Qualcomm introduces 5G and AI-enabled robotics platform
Add caption |
Qualcomm on Wednesday announced its Robotics RB5 platform, which features 5G and 4G connectivity, on-device AI and machine learning, improved computing and intelligent sensing capabilities.
The platform's Qualcomm QRB5165 processor, optimized for robotics applications, combines a heterogeneous computing architecture with the 5th-generation Qualcomm AI engine - with its new Hexagon Tensor Accelerator - that allows AI per second (TOPS) 15 Tiller saves trillion operations. Display.
"QRB5165 has an octa-core Qualcomm Kryo 858 that combines with an Adreno 650 GPU and digital signal processor," said Ray Wang, a principal analyst at Constellation Research.
This makes it "super fast", commented Wang. Its processing rate is 2 GHz per second, it can record 8K video at 30 fps, and can handle 200-megapixel photos.
"When paired with an AI engine, it has the speed to improve industrial robots, military applications, and even retail and hospitality scenarios," Wang said. "You get seven concurrent video cameras that can do things like object detection and classification, self-navigation and path planning."
Interest in the RB5
At least 20 companies, including LG, drone maker Skydio, security robot manufacturer NXT Robotics, and China's delivery robot and drone manufacturer Meitun, have initial monitors on the technology and will likely use it, Qualcomm said.
More than 30 hardware and software companies are working on assistive technology to enable various robotics applications.

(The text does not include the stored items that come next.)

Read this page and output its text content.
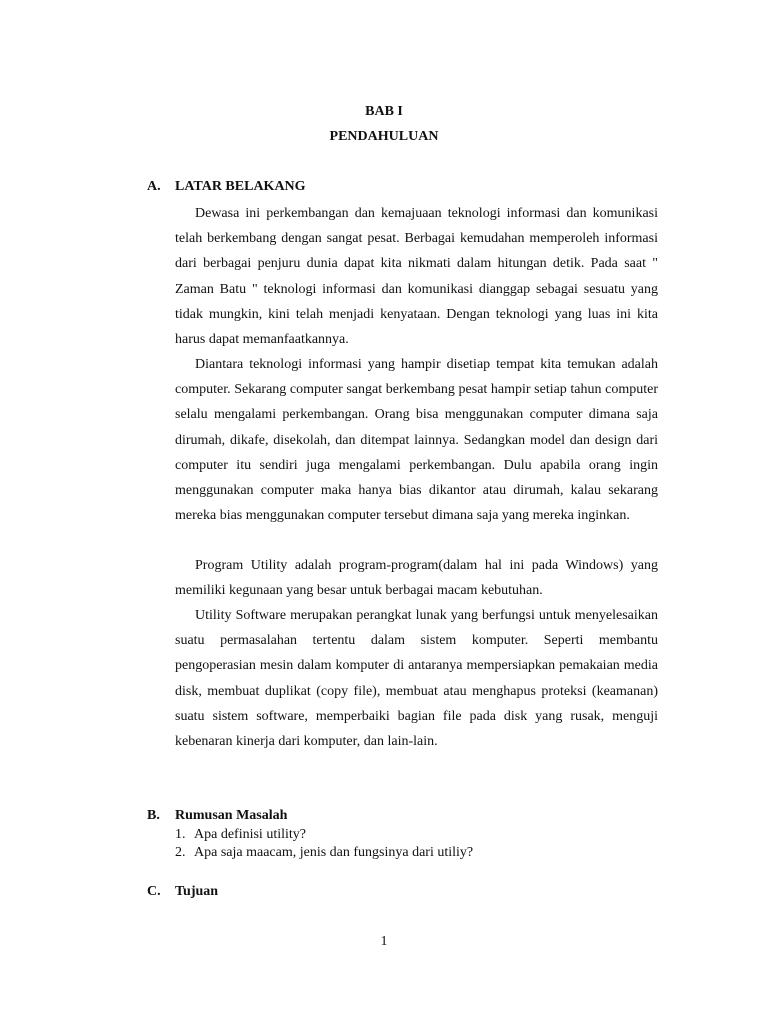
BAB I
PENDAHULUAN
A. LATAR BELAKANG

Dewasa ini perkembangan dan kemajuaan teknologi informasi dan komunikasi telah berkembang dengan sangat pesat. Berbagai kemudahan memperoleh informasi dari berbagai penjuru dunia dapat kita nikmati dalam hitungan detik. Pada saat " Zaman Batu " teknologi informasi dan komunikasi dianggap sebagai sesuatu yang tidak mungkin, kini telah menjadi kenyataan. Dengan teknologi yang luas ini kita harus dapat memanfaatkannya.

Diantara teknologi informasi yang hampir disetiap tempat kita temukan adalah computer. Sekarang computer sangat berkembang pesat hampir setiap tahun computer selalu mengalami perkembangan. Orang bisa menggunakan computer dimana saja dirumah, dikafe, disekolah, dan ditempat lainnya. Sedangkan model dan design dari computer itu sendiri juga mengalami perkembangan. Dulu apabila orang ingin menggunakan computer maka hanya bias dikantor atau dirumah, kalau sekarang mereka bias menggunakan computer tersebut dimana saja yang mereka inginkan.

Program Utility adalah program-program(dalam hal ini pada Windows) yang memiliki kegunaan yang besar untuk berbagai macam kebutuhan.

Utility Software merupakan perangkat lunak yang berfungsi untuk menyelesaikan suatu permasalahan tertentu dalam sistem komputer. Seperti membantu pengoperasian mesin dalam komputer di antaranya mempersiapkan pemakaian media disk, membuat duplikat (copy file), membuat atau menghapus proteksi (keamanan) suatu sistem software, memperbaiki bagian file pada disk yang rusak, menguji kebenaran kinerja dari komputer, dan lain-lain.

B. Rumusan Masalah
1. Apa definisi utility?
2. Apa saja maacam, jenis dan fungsinya dari utiliy?
C. Tujuan
1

These include the drone mapper airports; Canonical, which publishes Ubuntu; Robot fleet manager InOrbit; And Intel with its RealSense technology for depth and tracking cameras.
Commercial products based on the RB5 platform are expected to be available in 2020, said Dev Singh, Qualcomm's head of robotics, drones and intelligent machines business.
This is real because "they are working well with more than 50 OEMs and partners prior to the announcement," Francis Cideko, a senior analyst at Tirias Research, told TechNewsWorld.
Qualcomm Group principal analyst, Rob Endrel said that Qualcomm is quite reliable in their predictions. "They are used to a smartphone rhythm and this time frame will easily fit within a 6-month smartphone window."
"The main selling point of RB5 is that a SoC with such high efficiencies leads to low power consumption," said Chris Taylor, director of research at Strategy Analytics. "
Taylor told TechNewsWorld, "In terms of total cost of ownership, the RB5 probably gives Qualcomm a sweeter space for many talks than existing solutions using many traditional chips."
Singh said the platform is available with many options, and has an option for an extended life cycle by 2029.
"The battle for autonomous enterprise begins with robotics platforms in hardware," commented Wang of Constellation Research. "Qualcomm has done a good job assembling an ecosystem for RB5."
He added that the robotics development platform would be "critical to accelerating edge computing, Internet of things and automation." "Post-pandemic playbook shows great interest in improving robotics, customer-facing automation and ambient experiences."
RB5 Hardware Dev Kit
Thundercom, a joint venture between Chinese firm Thunder Software Technology Co. Ltd. and Qualcomm (Guizhou) Investment Co. Ltd., is taking pre-orders for the Qualcomm Robotics RB5 hardware development kit based on the QRB5165 processor.
The kit consists of a robotics-focused development board that complies with the 96Boards open hardware device that supports a series of mezzanine-board extensions for developing proof-of-concept and rapid prototyping.
It supports Linux, Ubuntu and Robot Operating System (ROS) 2 and has pre-integrated drivers for various cameras, sensors and connectivity.
The board supports the 5th generation Qualcomm AI engine. It can operate between -340 ° and +105 ° C. It communicates via industrial protocols such as EtherCAT and Time-Sensitive Networking (TSN), and supports security at almost every layer.
The kit will be available in late July.